Guerra Fria (Zimna Wojna, 2018) já começa com a promessa de ser um filme diferente. Em uma tela quadrada e tons de cinza, a obra possui um ar histórico e delicado, que se confirma enquanto os minutos passam. Poucos deles, aliás. Em apenas 88 minutos, o diretor Pawel Pawlikowski consegue retratar com maestria uma história de amor que persiste por 15 anos. O começo do romance acontece na Polônia sob influência da União Soviética. Zula (Joanna Kulig) vem da área rural, se destaca por sua voz e seu talento e passa a integrar um grupo de canto e dança folclórica, que Wiktor (Tomasz Kot) comanda. Já no teste da garota, ao ouvi-la cantar pela primeira vez, ele se apaixona.
Os dois provam cada vez mais serem completos opostos. Ela é expansiva, exagerada, dança e canta enquanto esbanja sensualidade. Ele é comedido, de tom sóbrio, toca o piano e economiza nas palavras. Wiktor não suporta ver suas composições utilizadas como propaganda do regime político e decide fugir para a boêmia França dos anos 50. Zula fica com medo de acompanhá-lo. E então, o casal se separa pela primeira de muitas vezes. Ao longo dos 15 anos que passam se amando apesar da distância, eles se encontram em Paris e em Varsóvia algumas vezes. Os conflitos entre os dois parecem perder importância sempre que estão reunidos, porém se tornam tão insuportáveis que eles acabam se afastando novamente.
É quase palpável a intensidade do sentimento que existe entre eles. Um amor capaz de superar a guerra que dividiu o mundo e duas pessoas que lutam para conseguir superar suas próprias diferenças. Mesmo sem grandes gestos românticos ou declarações apaixonadas, ambos sabem que pertencem um ao outro.
Um filme tão rápido e que diz tanto só é possível porque Pawlikowski corta tudo que é supérfluo e faz estes cortes brutos exatamente no momento certo. Depois que os personagens se separam, só vamos saber como estão quando se encontram novamente. Não há espaço para contextos, não há espaço para lugares ou para qualquer personagem secundário. Só há espaço para o amor que existe entre os dois. Não à toa, a tela é quadrada e o tempo é curto — só cabe o essencial.

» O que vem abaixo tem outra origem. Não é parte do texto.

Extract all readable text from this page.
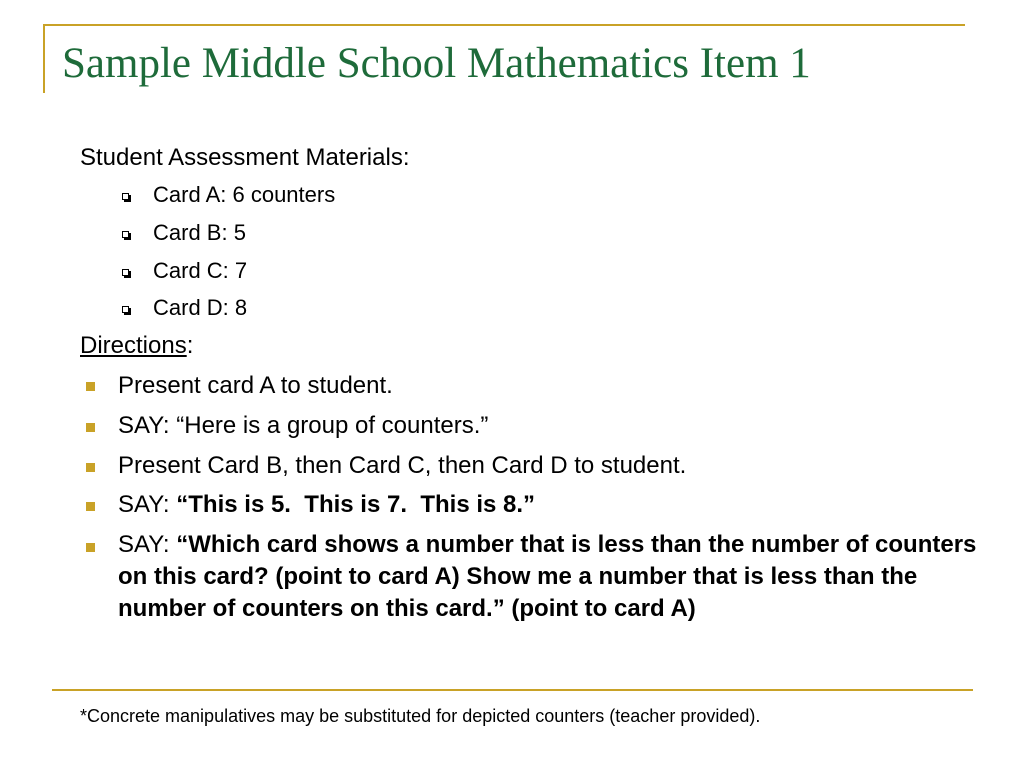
Sample Middle School Mathematics Item 1
Student Assessment Materials:
Card A: 6 counters
Card B: 5
Card C: 7
Card D: 8
Directions:
Present card A to student.
SAY: “Here is a group of counters.”
Present Card B, then Card C, then Card D to student.
SAY: “This is 5.  This is 7.  This is 8.”
SAY: “Which card shows a number that is less than the number of counters on this card? (point to card A) Show me a number that is less than the number of counters on this card.” (point to card A)
*Concrete manipulatives may be substituted for depicted counters (teacher provided).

O longa conta com grandes silêncios, já que o casal não parece ao menos tentar resolver suas diferenças com o diálogo. Há cenas de ciúme explosivo, de melancolia saudosista, de desespero e de muito amor, mas o diálogo sobre esses sentimentos está pouquíssimo presente e também não se faz necessário. Cada lágrima, grito ou sorriso tem seu motivo claro. A Guerra Fria que os separa não é apenas a que ocorre no contexto geopolítico: é também a que se passa no silêncio com o qual respondem a cada atitude do parceiro que desaprovam e a cada problema que aparece na relação. Nenhum tiro foi disparado, nenhum argumento também.
Mesmo assim, o amor persiste. A cena final prova que se não conseguiam ficar juntos para sempre em vida, os dois arrumariam outro jeito de superar mais este obstáculo.